— Известно ли вам, что такое «три строки»? — с лукавым видом уставился на него Вальехо. — Это то, что американцы — а уж они, поверьте мне, самые бойкие журналисты в мире называют «lead».
— Видишь, какие церемонии он с тобой разводил, — сказал Карлитос. — А вот мне Бесеррита рявкнул: «Писать не умеете, беру вас потому только, что мне надоело пробовать новичков!»
— Все самое главное должно уместиться в первых трех строках, в этом самом «леде», — ласково говорил Вальехо. — Вот, к примеру: «Двое погибших и пять миллионов ущерба — таков предварительный итог пожара, уничтожившего вчера вечером большую часть универмага Визе, одного из самых крупных зданий в центре Лимы; лишь через восемь часов упорной борьбы пожарным удалось одолеть огненную стихию». Понятно?
— Вот и попробуй-ка, посочиняй стихи после того, как тебе вдолбили в башку эти формулы, — сказал Карлитос. — Если у человека — призвание к литературе, чистейшее безумие идти работать в газету.
— А потом уже можно расцветить, — сказал Вальехо. — Указать причину катастрофы, описать ужас продавцов, дать показания свидетелей и прочая и прочая.
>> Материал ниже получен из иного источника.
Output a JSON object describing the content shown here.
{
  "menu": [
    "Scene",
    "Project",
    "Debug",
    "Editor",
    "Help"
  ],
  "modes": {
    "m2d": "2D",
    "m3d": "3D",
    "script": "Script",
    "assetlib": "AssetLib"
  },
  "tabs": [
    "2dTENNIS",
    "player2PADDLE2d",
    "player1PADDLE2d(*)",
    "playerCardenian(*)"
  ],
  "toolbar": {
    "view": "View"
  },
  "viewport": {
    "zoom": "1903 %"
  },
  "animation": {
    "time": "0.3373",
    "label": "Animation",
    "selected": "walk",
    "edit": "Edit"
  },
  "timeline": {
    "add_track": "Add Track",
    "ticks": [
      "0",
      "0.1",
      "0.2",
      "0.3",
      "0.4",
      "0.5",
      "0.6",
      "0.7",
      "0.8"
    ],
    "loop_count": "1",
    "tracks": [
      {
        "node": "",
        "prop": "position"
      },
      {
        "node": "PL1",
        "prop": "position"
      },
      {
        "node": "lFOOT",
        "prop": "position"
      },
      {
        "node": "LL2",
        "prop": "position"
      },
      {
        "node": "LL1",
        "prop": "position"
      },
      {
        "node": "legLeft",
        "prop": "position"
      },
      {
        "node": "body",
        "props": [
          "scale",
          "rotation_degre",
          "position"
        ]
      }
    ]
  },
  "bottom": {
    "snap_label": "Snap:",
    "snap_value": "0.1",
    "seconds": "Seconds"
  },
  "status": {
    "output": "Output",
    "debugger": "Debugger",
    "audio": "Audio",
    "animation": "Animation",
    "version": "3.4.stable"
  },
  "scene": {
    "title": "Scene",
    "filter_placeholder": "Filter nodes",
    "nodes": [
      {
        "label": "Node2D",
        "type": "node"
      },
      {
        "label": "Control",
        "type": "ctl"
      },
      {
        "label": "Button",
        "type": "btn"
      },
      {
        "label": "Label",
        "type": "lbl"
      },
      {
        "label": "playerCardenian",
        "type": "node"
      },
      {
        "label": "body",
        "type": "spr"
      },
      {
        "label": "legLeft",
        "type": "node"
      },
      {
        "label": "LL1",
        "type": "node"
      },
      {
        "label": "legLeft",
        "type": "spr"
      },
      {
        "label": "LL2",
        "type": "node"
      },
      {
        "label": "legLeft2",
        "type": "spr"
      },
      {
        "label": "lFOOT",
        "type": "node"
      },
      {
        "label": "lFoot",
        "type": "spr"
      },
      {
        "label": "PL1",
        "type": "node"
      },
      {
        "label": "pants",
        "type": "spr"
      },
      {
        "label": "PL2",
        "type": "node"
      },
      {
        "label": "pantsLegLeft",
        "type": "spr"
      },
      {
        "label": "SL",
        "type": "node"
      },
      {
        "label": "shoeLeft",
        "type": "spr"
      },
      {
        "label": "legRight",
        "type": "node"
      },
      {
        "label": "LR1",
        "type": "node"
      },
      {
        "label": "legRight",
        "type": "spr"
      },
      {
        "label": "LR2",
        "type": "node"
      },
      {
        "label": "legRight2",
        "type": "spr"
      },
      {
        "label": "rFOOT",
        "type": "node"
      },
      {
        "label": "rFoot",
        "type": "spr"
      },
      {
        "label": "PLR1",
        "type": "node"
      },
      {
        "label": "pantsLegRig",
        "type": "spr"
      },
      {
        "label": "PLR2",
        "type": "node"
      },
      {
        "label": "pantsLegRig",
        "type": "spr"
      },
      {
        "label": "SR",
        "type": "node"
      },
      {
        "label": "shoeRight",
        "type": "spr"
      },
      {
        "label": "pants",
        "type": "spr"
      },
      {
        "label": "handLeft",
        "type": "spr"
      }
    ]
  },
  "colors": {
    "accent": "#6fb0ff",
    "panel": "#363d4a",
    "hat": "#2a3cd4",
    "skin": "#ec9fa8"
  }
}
— Нет у меня никакого призвания к литературе, пропало оно после того, как попало на зубок моей сестре, — сказал Сантьяго. — Так что я был очень рад поступить в «Кронику», Карлитос.
Разве сеньора Соила стала бы так себя вести? Лицо у Амалии пылало, голова шла кругом. Платье должно быть застегнуто сверху донизу, внушала ей сеньора Соила, юбку такую короткую носить нельзя. Потом, когда прибирались в гостиной, Амалия рассказала Карлоте про это мытье, а та завращала глазами: ага, ага, это за ней водится, к ней она тоже несколько раз заходила, смотрела, чисто ли моется. Мало того, требовала, чтоб они под мышки сыпали какую-то дрянь от пота. Каждое утро, чуть глаза продерет, еще потягивается, а уж вместо «доброе утро» спрашивает первым делом: душ принимала? присыпалась? Она с ними не церемонилась и сама их не стеснялась, показывалась им в любом виде. Однажды утром Амалия принесла ей завтрак, а кровать пуста, а из ванной доносится журчание и плеск. На стол поставить, сеньора? Нет, отвечает из-за двери, сюда неси. Амалия вошла, а хозяйка — в ванне, голову откинула на подушечку, глаза прикрыла. Вся ванная окутана влажным паром, и Амалия остановилась на пороге, с беспокойным любопытством глядя на белое тело под водой. Тут глаза хозяйкины открылись: есть хочу, умираю, давай сюда. Лениво приподнялась, села, протянула руки к подносу. Амалия видела, как показалась из воды белая грудь в капельках воды, темные соски. Она не знала, куда глаза девать, что делать, а хозяйка (она оживилась, потягивала сок, намазывала масло на поджаренный ломтик хлеба) увидела, что горничная как в столбняке застыла у края ванны. Чего ты вытаращилась? — а потом шутливо так: — Я тебе не нравлюсь? Амалия забормотала что-то, бочком выбираясь из ванной, а вслед ей грянул хозяйкин хохот: ладно, беги, за подносом потом придешь. Ну, разве сеньора Соила допустила когда-нибудь, чтоб видели, как она моется? А сеньора Ортенсия — совсем другая, совсем бесстыжая, хоть и симпатичная. В первое же воскресенье Амалия — хотелось ей понравиться хозяйке — спросила, можно ли ей к мессе пойти, ненадолго? А та прямо зашлась от смеха. Ну конечно, святоша ты этакая, беги, смотри только, как бы падре тебя не прижал в уголку! Она никогда к мессе не ходит, сказала ей потом Карлота, ну и мы тоже перестали. Потому, наверно, в доме не было ни одного Сердца Иисусова, ни одного образа святой Росы Лимской. Вскоре и Амалия про церковь забыла.
— Мне некогда, — сказал он, глянув на груду принесенных доктором вырезок.